Mercredi 27 Mai: Doreen d’après Lettre à D. de André Gorz, écrit et mis en scène David Geselson

Tu viens juste d’avoir quatre-vingt-deux ans. Tu es toujours belle, gracieuse et désirable. Cela fait cinquante-huit ans que nous vivons ensemble et je t’aime plus que jamais. Récemment je suis retombé amoureux de toi une nouvelle fois et je porte de nouveau en moi un vide dévorant que ne comble que ton corps serré contre le mien.


Le 22 septembre 2007, André Gorz se suicide à l’âge de 84 ans avec sa femme Dorine, atteinte d’une maladie incurable. Toujours passionnément amoureux depuis ce fameux soir neigeux d’octobre 1947 où il avait osé l’inviter à danser, André Gorz contemple par-dessus son épaule ces cinquante-huit années de vie commune, parfois semées d’obstacles mais toujours affrontées à deux. Lettre à D. d’André Gorz est un récit sous forme d’une lettre d’adieu intime et émouvante que l’intellectuel de 83 ans, co-fondateur du Nouvel Observateur et spécialiste entre autres de la crise du capitalisme, adresse à sa femme Dorine un an avant de se donner la mort ensemble, après presque 60 ans d’amour.

En s’inspirant de Lettre à D. d’André Gorz publié en 2006, David Geselson invente ce qu’auraient pu être les échanges du couple au fil de leurs presque 60 ans d’amour et de vie commune interrompus par la maladie et la mort dans Doreen.


Critique de la pièce Yael Hirsch pour Toutelaculture : Le comédien, auteur et metteur en scène est un fan du penseur de gauche, écologiste qu’était Gorz.
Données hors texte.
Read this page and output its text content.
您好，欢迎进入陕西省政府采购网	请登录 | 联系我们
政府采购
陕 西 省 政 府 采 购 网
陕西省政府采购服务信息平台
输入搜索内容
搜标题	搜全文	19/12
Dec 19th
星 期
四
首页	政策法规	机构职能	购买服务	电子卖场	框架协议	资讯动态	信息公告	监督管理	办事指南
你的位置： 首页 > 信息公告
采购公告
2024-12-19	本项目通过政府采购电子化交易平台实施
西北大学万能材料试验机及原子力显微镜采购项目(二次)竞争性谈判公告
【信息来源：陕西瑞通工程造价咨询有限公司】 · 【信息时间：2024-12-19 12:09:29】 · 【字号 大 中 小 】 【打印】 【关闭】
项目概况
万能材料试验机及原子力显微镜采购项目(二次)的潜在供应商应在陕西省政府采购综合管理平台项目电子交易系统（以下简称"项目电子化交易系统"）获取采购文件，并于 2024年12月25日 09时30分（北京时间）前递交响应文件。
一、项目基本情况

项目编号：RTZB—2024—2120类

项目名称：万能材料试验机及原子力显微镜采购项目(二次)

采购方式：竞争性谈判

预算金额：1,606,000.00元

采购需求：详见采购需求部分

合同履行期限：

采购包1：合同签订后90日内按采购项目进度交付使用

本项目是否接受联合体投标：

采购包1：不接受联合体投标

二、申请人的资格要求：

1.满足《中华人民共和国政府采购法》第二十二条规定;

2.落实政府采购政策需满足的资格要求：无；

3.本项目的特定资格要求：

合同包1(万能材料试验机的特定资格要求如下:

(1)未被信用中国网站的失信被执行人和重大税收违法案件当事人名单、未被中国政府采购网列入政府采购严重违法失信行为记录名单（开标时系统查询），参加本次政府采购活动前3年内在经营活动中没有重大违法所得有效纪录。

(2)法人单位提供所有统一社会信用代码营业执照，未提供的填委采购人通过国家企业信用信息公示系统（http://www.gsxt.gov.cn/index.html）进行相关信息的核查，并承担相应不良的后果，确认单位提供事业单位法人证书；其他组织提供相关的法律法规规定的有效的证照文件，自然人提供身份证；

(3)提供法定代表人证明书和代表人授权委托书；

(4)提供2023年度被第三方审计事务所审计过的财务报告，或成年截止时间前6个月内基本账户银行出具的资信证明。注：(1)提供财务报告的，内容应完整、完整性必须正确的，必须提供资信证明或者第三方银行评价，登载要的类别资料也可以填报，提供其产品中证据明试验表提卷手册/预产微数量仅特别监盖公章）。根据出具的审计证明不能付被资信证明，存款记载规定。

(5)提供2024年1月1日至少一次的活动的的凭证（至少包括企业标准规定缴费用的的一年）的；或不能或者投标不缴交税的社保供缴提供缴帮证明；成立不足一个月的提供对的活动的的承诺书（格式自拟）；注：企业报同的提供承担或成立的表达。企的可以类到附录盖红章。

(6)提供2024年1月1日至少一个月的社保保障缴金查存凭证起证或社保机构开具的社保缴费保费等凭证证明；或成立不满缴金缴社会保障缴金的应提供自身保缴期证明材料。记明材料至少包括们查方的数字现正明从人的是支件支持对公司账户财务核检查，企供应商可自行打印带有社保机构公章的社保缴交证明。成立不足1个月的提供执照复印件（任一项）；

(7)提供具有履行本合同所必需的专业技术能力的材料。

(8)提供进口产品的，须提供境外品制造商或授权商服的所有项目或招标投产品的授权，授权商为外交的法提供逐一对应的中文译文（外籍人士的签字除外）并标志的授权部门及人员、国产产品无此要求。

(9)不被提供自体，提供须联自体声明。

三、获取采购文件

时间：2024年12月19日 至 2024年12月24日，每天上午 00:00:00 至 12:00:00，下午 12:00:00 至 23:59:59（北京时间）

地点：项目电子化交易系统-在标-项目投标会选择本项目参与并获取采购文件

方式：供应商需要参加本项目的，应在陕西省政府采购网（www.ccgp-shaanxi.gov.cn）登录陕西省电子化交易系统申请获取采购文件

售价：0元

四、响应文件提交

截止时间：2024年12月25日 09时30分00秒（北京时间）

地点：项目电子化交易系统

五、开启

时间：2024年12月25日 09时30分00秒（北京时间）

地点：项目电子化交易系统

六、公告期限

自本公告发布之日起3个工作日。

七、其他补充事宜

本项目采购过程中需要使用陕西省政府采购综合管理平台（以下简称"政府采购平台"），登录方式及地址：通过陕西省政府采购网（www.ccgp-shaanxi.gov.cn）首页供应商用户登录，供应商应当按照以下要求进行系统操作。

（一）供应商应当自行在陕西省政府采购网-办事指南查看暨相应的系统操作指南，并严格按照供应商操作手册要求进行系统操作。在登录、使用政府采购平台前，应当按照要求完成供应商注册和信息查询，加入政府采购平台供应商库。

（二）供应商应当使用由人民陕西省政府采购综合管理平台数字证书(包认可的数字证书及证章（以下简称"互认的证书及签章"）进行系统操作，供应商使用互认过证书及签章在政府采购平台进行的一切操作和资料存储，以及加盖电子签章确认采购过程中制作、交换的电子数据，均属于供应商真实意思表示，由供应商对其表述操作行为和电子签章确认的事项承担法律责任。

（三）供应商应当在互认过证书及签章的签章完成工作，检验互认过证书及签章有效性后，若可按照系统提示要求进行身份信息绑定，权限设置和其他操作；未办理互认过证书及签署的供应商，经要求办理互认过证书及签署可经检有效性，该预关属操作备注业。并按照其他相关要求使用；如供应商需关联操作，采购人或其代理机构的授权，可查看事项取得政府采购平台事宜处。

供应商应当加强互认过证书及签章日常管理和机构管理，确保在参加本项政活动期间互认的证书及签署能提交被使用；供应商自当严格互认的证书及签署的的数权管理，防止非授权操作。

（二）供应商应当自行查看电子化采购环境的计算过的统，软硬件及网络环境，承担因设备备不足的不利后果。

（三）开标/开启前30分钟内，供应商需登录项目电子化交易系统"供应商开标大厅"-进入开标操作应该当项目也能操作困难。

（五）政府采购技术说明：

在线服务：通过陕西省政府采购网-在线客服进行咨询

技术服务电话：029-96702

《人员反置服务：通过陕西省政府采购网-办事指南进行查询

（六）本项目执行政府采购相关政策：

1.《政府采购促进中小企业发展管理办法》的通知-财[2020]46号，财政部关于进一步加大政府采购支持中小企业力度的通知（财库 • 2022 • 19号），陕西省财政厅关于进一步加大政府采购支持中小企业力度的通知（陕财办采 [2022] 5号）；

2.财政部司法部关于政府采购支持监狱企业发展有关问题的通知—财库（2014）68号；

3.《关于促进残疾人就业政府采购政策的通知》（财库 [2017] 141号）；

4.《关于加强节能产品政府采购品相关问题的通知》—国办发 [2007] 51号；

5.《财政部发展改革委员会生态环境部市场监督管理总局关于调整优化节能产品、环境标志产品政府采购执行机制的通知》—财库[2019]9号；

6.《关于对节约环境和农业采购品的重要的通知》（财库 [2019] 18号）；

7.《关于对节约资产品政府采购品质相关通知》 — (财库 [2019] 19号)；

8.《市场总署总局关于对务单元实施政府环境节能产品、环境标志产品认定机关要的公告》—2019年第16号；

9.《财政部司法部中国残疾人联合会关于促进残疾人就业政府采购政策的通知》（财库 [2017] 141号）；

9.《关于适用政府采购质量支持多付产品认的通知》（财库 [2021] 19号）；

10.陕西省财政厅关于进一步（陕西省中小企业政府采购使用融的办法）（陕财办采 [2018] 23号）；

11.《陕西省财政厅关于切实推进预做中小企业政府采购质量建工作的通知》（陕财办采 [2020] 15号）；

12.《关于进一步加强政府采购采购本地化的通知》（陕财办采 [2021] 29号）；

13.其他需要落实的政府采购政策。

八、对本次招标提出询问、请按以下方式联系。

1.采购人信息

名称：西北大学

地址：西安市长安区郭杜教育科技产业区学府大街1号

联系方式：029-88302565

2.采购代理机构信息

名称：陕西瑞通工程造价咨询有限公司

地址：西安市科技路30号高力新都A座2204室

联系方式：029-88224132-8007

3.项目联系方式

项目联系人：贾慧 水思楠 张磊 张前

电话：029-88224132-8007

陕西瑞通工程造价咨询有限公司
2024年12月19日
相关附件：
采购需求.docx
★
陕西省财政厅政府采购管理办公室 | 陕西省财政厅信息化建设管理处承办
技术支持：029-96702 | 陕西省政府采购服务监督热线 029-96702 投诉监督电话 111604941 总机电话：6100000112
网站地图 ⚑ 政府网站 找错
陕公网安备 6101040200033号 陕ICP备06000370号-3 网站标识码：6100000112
L’homme né en Autriche en 23 est devenu français sous le nom de Gérard Horst. Ami de Sartre, il a notamment écrit pendant la grande époque des Temps Modernes. En 1947 il rencontre Doreen qu’il trouve « belle comme un rêve ». … Le spectacle permet de revenir sur leur histoire qui a duré 58 ans. L’enjeu pour David Geselson était d’adapter cette Lettre à D qui l’obsède depuis des années, en théâtre. L’idée géniale fut de nous transporter dans l’intimité de ce vieux couple aux colères intactes. Le public est assis partout autour d’eux. Nous sommes dans leur salon moquetté où une grande table est garnie de vins, de jus de fruits et de victuailles. Doreen (Laure Mathis) et Gérard (David Geselson) nous reçoivent chez eux, nous invitent à nous servir. C’est donc, avec un verre à la main et à grande proximité des comédiens que nous sommes les voyeurs de leurs disputes aux accents très intellectuels. Les livres de Léon Trotski, d’Hannah Arendt ou Claude Levi-Strauss croisent les traités de médecine et les articles sur l’esclavage automobile dans cette pièce à la lumière chaleureuse. … Finalement, la lettre est peu utilisée, elle est à disposition, on peut la feuilleter, lui en lira des passages. Elle devient le prétexte a revenir sur les combats de Gorz. En interview, David Geselson le décrivait de la sorte : »Dans Doreen on vient vraiment raconter une histoire d’amour de gens qui sont très engagés politiquement. André Gorz est le père de l’écologie politique, c’est l’homme qui a pensé de manière très intéressante en France la réduction du temps de travail, la décroissance, la redistribution du travail… »


Nous discuterons de théâtre lorsque il est mensonge et parce qu’il n’est rien d’autre, justement ; et que s’empilent toujours le mensonge du comédien, le mensonge du spectateur qui feint d’y croire. Ou seul le texte détient une vérité. Le héros lance la pièce par un En vérité je mens. Ce que je représente est déjà faussé. Est ce lui qui parle ou le comédien au milieu de sa représentation, ou les deux?

Nous discuterons du statut du comédien philosophe qui veut savoir comment vivre en philosophe face au trauma, face à l’autre et son désir, face au réél de la maladie, face à la magie aussi de cette mère-touterelle.